De un tiempo a esta parte, la voz de la calle, de la ciudadanía en general, protagoniza la agenda social y hasta política. Desde el ya histórico 8 de marzo de este año, con las multitudinarias concentraciones en defensa de la igualdad de oportunidades entre mujeres y hombres, a las manifestaciones de miles de pensionistas, reclamando la revalorización de sus ingresos; sin olvidar la legítima reclamación contra la derogación de la prisión permanente revisable. Todas y cada una de ellas representan la voz de la calle y, más allá de la aquiescencia que los lemas generen entre nosotros, lo cierto es que podemos colegir que la gente ha recuperado ese espíritu crítico que no necesariamente se identifica con colores políticos ni mucho menos con consignas más o menos demagógicas.

Asistimos, por tanto, a un nuevo despertar de la calle en asuntos de calado que en esta tierra -Castilla y León-, menos dada a la protesta y a la algarabía, ha echado a las calles a miles y miles de ciudadanos, con independencia de ideologías y opiniones.

No deja de ser una muestra, una vez más, de que la sociedad va por delante de sus representantes políticos y de que los verdaderos problemas de la gente no son los que, precisamente, monopolizan muchas veces las sesudas sesiones parlamentarias y los debates de las formaciones políticas.
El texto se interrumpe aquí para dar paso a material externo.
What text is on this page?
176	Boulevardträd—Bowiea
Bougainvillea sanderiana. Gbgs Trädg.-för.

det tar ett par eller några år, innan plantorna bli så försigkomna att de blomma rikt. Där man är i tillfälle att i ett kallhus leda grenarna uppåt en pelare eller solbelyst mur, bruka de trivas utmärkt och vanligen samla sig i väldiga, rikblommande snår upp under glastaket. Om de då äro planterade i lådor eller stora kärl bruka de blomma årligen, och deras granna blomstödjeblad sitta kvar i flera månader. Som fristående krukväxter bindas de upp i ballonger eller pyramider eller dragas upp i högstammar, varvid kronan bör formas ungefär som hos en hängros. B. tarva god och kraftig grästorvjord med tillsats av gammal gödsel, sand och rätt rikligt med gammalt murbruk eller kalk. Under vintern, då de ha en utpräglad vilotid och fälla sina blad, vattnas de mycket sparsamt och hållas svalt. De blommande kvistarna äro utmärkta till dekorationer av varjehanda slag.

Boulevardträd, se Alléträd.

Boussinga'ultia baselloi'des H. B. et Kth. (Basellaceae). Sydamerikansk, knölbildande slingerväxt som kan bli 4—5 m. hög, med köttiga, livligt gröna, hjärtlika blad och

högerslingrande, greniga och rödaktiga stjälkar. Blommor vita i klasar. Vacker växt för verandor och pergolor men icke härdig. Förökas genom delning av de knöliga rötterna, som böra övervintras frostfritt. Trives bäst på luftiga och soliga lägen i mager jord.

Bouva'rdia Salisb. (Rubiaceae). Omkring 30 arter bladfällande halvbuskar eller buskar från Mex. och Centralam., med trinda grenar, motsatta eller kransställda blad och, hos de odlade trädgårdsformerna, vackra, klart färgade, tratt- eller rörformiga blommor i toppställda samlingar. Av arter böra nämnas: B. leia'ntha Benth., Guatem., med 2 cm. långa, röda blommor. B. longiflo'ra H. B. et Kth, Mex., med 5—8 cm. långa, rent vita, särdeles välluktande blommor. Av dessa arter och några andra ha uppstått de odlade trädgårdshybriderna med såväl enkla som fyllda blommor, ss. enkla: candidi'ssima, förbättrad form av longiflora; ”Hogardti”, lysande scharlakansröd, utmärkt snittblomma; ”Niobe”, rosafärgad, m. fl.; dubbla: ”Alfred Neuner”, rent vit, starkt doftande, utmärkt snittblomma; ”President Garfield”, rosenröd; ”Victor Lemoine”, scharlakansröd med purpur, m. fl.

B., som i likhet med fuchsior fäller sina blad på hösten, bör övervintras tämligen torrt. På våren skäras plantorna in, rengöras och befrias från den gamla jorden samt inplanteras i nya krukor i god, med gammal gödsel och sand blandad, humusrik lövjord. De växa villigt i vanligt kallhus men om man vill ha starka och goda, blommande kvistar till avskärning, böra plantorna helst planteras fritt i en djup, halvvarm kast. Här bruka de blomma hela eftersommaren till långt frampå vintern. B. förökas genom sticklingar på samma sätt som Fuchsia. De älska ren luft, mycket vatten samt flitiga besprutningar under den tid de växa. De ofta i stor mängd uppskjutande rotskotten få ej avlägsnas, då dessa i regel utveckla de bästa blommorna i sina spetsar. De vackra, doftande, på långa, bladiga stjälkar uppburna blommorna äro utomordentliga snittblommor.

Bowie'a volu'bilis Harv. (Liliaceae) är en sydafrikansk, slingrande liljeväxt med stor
Bien harían unos y otros en escuchar la unánime voz de la calle, alejándose de oportunismos como esa forzada propuesta de Pedro Sánchez de equiparar la subida salarial del 0,25 por ciento de los pensionistas a diputados y senadores.

Cuando la capacidad política y la iniciativa legislativa van a rebufo de la realidad de la calle es cuando más se pone de manifiesto esa flagrante incongruencia entre la propia gente y entre quienes asumen legalmente la representación de los ciudadanos. De ahí que la apelación a la llamada democracia participativa adquiera cada vez más sentido como fórmula de interlocución y de conexión real entre unos y otros.